SOCIÉTÉ- BIBLIOTHÈQUE D’ALMANACH- ESSAI AMIN ZAOUI-
« LES GRIFFES DE L’ÉCRIVAIN »
Les Griffes de
l'Écrivain. Essai de Amin Zaoui. Editions Dalimen, Alger 2024, 372 pages, 1400 dinars
Décidément, Amin Zaoui est un auteur très actif qui n’arrête pas de nous
étonner et de nous surprendre aussi bien quantitativement que qualitativement.
Bref, on en a pour son argent et le temps
consacré à son dernier (gros mais grand) ouvrage n’est pas perdu.Au
contraire.
Son écriture en français (mais, elle l’est
aussi en arabe) est simple et fluide, colérique
et douce, salée et sucrée , délicate et crue en même temps , mélangeant le
style de l’écrivain engagé et du chroniqueur de presse éveillé soucieux de
réveiller ses lecteurs grâce à « ses » vérités . Dans la lignée des
grands maîtres arabes et maghrébins de la littérature d’éveil, que celle -ci
relève de la production écrite classique (roman, essai, poésie...) ou
journalistique !
Nous avons donc là ,
rassemblés (presque ) une centaine de sujets abordés, embrassant (presque )
tous les domaines de la vie de la Nation.....à l’exception si je ne m’abuse du
domaine de la Défense et de l’Histoire. Tout y passe ,
(presque ) toujours sans prendre de gants et c’est tant mieux. Ni diable ou monstre.....seulement un écrivain sortant ses griffes (une
fois de plus ! ) mais ne semant ni violence ni brutalité et
« exhumant plutôt les étoiles enfouies dans la tête du lecteur »
Les sujets ? Un peu de tout et de tout un
peu mais assez suffisement pour (presque ) tout voir
et tout savoir sur notre société : La littérature jetable, le raï,
l’Algérien, la lecture Nedjma de Kateb, les
interdits, ls symboles culturels et littéraires, la culture et les
investissements étrangers, les écrivains algériens .....frères ennemis, les
chats d’Algérie, le cheval, Ramadhan, l’eau , la figue de Barbarie,
le couscous, l’écologie, le bon citoyen, la lecture, Apulée de Madaure, Tamazight, l’Amour, la poésie, la diplomatie
culturelle, la Diaspora, Tahar Ouettar et l’Islam
politique, les intellectuels, la liberté d’écrire, l’Ecole fosse commune des
génies, l’Amour Algérien,Femmes et lecture, Aimer la
vie, l’olivier, la pratique de la magie, L’Intelligence artificielle et
l’Intelligence naturelle, le livre, les villes nouvelles, la diversité
culturelle, l’enseignement professionnel , les bibliothèques, etc....etc....
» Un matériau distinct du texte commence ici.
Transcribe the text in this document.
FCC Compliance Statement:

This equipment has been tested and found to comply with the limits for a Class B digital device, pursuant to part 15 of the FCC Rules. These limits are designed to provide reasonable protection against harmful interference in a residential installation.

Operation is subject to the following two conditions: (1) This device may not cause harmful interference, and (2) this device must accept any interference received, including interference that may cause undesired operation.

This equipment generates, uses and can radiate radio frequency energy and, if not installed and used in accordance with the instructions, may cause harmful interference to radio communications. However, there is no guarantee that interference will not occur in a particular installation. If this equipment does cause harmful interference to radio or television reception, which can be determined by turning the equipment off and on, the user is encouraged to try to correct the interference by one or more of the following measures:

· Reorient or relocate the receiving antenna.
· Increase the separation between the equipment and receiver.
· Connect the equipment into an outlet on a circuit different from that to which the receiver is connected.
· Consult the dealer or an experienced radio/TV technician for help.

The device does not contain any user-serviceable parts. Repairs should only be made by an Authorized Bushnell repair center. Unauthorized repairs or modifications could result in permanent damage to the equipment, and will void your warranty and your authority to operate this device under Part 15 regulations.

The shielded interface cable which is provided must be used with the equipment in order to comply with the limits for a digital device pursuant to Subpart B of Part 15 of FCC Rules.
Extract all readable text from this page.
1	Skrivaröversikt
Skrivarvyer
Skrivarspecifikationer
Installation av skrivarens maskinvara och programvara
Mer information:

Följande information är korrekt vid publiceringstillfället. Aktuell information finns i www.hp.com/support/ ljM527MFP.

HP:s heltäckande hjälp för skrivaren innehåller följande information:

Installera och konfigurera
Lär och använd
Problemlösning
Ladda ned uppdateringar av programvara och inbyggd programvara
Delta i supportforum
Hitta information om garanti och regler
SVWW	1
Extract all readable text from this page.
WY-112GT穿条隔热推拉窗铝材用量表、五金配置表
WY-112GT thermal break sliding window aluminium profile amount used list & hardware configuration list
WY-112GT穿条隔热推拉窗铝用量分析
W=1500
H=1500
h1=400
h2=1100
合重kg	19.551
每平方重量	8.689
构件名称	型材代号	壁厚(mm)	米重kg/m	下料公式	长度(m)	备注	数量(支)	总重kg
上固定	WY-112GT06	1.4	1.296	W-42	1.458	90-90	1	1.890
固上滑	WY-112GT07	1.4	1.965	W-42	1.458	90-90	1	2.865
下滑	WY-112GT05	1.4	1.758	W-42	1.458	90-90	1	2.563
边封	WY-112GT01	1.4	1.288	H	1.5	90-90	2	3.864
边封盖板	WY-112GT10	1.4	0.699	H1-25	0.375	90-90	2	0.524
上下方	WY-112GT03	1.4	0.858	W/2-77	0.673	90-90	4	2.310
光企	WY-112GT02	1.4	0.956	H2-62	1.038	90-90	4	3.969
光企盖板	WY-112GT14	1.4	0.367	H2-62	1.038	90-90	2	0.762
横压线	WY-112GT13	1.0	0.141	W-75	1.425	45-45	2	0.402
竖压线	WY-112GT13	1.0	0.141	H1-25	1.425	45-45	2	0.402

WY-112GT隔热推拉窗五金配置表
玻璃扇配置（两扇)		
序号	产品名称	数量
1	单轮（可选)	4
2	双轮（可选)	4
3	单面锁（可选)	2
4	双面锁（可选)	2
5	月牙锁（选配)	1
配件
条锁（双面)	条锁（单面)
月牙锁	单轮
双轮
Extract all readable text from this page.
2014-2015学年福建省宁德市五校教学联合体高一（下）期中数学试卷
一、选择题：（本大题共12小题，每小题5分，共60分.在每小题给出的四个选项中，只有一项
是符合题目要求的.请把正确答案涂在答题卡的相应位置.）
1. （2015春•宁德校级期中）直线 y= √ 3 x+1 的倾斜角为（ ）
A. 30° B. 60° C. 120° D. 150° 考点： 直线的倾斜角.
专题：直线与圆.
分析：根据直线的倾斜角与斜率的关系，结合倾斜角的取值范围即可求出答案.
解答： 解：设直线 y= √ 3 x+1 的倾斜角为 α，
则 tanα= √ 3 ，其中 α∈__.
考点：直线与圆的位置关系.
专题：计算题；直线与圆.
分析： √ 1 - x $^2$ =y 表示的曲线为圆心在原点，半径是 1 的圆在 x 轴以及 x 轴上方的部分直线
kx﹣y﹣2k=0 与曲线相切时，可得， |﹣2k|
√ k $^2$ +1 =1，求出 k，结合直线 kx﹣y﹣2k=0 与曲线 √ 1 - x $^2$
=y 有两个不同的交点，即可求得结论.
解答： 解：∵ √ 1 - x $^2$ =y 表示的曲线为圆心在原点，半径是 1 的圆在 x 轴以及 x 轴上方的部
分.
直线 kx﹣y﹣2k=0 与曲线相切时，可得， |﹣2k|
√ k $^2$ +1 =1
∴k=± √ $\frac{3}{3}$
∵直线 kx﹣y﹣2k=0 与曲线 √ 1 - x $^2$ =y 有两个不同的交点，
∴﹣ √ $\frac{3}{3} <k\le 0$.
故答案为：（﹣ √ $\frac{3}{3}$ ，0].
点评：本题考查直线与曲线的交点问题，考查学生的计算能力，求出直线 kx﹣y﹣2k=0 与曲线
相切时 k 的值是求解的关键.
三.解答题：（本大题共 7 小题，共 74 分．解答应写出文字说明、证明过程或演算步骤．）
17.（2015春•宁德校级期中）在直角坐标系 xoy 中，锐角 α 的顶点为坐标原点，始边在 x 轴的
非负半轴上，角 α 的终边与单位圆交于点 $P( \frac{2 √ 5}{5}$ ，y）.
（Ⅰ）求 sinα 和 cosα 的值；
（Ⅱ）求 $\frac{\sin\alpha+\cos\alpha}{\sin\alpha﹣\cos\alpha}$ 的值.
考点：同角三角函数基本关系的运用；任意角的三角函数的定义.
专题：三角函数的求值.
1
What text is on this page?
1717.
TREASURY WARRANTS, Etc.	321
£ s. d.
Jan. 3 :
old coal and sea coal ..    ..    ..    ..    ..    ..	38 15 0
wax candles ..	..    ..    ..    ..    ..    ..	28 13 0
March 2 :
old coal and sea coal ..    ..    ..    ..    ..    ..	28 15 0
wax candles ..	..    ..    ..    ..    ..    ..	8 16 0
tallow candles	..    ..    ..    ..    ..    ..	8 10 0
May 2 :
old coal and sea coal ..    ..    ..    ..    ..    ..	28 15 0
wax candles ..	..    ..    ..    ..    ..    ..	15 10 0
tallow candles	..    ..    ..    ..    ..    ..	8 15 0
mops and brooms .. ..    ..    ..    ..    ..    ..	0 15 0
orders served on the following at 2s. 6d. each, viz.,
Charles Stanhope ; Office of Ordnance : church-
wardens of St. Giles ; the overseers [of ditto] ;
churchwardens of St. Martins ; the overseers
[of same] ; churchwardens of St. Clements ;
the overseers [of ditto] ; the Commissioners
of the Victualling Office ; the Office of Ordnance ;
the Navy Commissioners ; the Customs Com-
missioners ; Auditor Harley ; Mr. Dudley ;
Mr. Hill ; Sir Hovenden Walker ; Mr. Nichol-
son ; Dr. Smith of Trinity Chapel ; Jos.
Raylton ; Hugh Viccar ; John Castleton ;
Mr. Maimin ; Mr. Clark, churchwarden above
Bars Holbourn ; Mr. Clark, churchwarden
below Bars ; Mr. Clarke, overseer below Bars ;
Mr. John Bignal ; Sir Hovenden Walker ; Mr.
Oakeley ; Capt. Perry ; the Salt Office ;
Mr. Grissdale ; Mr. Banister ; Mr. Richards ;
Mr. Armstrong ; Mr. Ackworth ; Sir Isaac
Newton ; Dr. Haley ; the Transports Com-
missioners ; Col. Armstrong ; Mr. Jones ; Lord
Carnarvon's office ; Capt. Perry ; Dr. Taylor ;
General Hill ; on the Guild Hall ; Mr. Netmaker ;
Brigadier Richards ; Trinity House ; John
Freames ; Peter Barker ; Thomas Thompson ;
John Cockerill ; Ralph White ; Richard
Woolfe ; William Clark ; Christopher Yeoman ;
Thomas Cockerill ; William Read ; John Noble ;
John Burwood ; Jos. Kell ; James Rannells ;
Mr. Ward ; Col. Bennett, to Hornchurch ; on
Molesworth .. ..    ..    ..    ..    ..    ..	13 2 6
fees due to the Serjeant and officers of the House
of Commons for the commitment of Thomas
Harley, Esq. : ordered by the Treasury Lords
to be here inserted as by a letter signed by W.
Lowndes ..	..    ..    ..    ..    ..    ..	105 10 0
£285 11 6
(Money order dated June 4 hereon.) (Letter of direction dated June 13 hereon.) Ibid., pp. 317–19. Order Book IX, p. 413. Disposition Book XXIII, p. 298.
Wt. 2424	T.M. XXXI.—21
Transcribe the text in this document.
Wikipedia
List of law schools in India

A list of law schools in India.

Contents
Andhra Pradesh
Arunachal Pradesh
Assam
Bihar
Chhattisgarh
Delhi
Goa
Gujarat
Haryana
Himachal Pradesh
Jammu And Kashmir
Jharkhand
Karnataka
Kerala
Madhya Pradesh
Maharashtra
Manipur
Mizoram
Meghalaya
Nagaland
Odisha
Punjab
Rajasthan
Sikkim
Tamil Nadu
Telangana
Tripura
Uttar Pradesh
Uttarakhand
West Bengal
Pour ma part et tenant compte de mes penchants
intellectuels, j’ai énormément apprécié le portrait de l’Algérien, « sans
chaud cœur doux ! » (p 15)
: « sa structure psychologique est le fruit d’un enchaînement
d’épreuves, comme s’il faisait partie d’une lignée déroutante... ...»,
« Ce n’est ni un pauvre miséreux tendant la main , ni un être satisfait.Il vit dans une plainte permanente......» .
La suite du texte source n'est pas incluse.